I’ve written 102 essays on this blog in the past year, plus some change, spending an average of 1-2 hours per piece and a range from 30 minutes to 2 weeks. An average of 1,200 words per post. While not mutually exclusive, over half of which were on startup topics. One in three described the venture capital landscape. 36 (excluding #0) #unfiltered blog posts, where I share my raw, unfiltered thoughts about anything and everything. 16 on mental health. A surprising 13 on cold emails and its respective ecosystem. And my first public book review. Some didn’t age well, like The Marketplace of Startups. Some will stay evergreen.

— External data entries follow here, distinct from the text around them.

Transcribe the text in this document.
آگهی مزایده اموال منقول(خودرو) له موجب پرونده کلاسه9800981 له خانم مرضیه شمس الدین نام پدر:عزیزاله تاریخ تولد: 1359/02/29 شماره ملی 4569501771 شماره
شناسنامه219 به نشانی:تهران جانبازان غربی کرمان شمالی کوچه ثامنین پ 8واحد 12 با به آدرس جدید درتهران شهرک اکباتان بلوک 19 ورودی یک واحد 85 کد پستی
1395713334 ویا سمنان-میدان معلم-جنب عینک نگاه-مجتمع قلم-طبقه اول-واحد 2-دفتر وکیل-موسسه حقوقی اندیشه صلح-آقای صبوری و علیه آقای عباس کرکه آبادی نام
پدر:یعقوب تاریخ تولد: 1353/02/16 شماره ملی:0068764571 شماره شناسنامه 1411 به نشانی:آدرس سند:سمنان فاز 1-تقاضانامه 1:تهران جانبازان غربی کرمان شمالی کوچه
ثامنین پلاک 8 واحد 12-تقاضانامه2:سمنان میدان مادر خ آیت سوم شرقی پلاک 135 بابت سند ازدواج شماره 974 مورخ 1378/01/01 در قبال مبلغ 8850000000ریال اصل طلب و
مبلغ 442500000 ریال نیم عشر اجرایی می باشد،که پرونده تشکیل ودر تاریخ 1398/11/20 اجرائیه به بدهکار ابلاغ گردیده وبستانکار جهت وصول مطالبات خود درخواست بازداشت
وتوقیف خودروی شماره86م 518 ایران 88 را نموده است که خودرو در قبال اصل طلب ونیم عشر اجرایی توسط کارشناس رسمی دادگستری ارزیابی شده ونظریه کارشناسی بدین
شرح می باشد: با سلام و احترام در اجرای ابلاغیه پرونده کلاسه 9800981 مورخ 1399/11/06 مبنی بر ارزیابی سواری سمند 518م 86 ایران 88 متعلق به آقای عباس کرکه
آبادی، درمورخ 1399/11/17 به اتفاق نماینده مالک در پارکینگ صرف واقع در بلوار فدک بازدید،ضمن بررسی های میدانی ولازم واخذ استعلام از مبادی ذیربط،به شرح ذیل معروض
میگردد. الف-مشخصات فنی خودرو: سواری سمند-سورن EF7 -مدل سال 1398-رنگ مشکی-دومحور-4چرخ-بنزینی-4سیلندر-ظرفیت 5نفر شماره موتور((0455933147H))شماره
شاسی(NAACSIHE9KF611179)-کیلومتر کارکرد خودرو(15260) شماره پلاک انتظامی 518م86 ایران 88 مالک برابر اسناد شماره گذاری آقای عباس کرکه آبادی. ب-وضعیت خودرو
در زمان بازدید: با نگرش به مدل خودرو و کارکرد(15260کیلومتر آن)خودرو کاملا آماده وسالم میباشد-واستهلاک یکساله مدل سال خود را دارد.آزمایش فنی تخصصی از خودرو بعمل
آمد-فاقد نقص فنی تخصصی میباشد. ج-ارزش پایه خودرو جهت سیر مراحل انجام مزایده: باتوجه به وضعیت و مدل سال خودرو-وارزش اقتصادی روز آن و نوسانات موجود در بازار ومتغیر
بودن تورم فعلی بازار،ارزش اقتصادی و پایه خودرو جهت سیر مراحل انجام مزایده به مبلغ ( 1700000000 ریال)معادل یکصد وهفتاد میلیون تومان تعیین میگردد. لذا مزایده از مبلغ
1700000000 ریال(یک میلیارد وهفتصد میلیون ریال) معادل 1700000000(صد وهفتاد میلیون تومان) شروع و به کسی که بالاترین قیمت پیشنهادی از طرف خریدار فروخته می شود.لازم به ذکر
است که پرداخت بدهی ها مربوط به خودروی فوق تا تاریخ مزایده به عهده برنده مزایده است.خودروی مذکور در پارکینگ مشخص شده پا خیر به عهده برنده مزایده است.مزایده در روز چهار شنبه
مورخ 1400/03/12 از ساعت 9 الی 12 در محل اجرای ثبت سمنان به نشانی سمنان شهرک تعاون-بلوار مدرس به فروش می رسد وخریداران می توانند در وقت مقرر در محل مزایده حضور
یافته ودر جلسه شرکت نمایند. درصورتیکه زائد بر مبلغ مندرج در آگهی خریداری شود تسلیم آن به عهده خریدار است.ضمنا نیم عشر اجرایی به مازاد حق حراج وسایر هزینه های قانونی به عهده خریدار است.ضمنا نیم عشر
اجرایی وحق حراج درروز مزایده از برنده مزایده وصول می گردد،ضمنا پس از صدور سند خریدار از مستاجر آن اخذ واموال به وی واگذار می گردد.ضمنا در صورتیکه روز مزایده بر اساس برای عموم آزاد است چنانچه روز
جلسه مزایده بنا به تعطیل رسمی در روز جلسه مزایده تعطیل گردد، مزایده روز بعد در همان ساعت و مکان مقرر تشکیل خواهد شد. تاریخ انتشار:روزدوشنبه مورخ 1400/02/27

25% of my blog posts I started writing at least 48 hours before the publish date. 1 in every 3 (-ish) of the afore-mentioned, I rewrote because I didn’t like the flow. For every 2 essays I wrote, 1 of which I had to wrestle deeply with the thought of imperfection. In effect, half of my essays were a practice to overcome my own mental stigma of “writer’s block.” Yet after over a year of writing, I realize that I’ve become prouder of my writing than when I started.

So, as the year is transitioning into the next, I thought I’d take some time to reflect on my growth 100 (+2) posts after starting this blog. Let’s call them superlatives.

Top 10 most popular

Ranked by total views per post, the 10 posts readers visit the most.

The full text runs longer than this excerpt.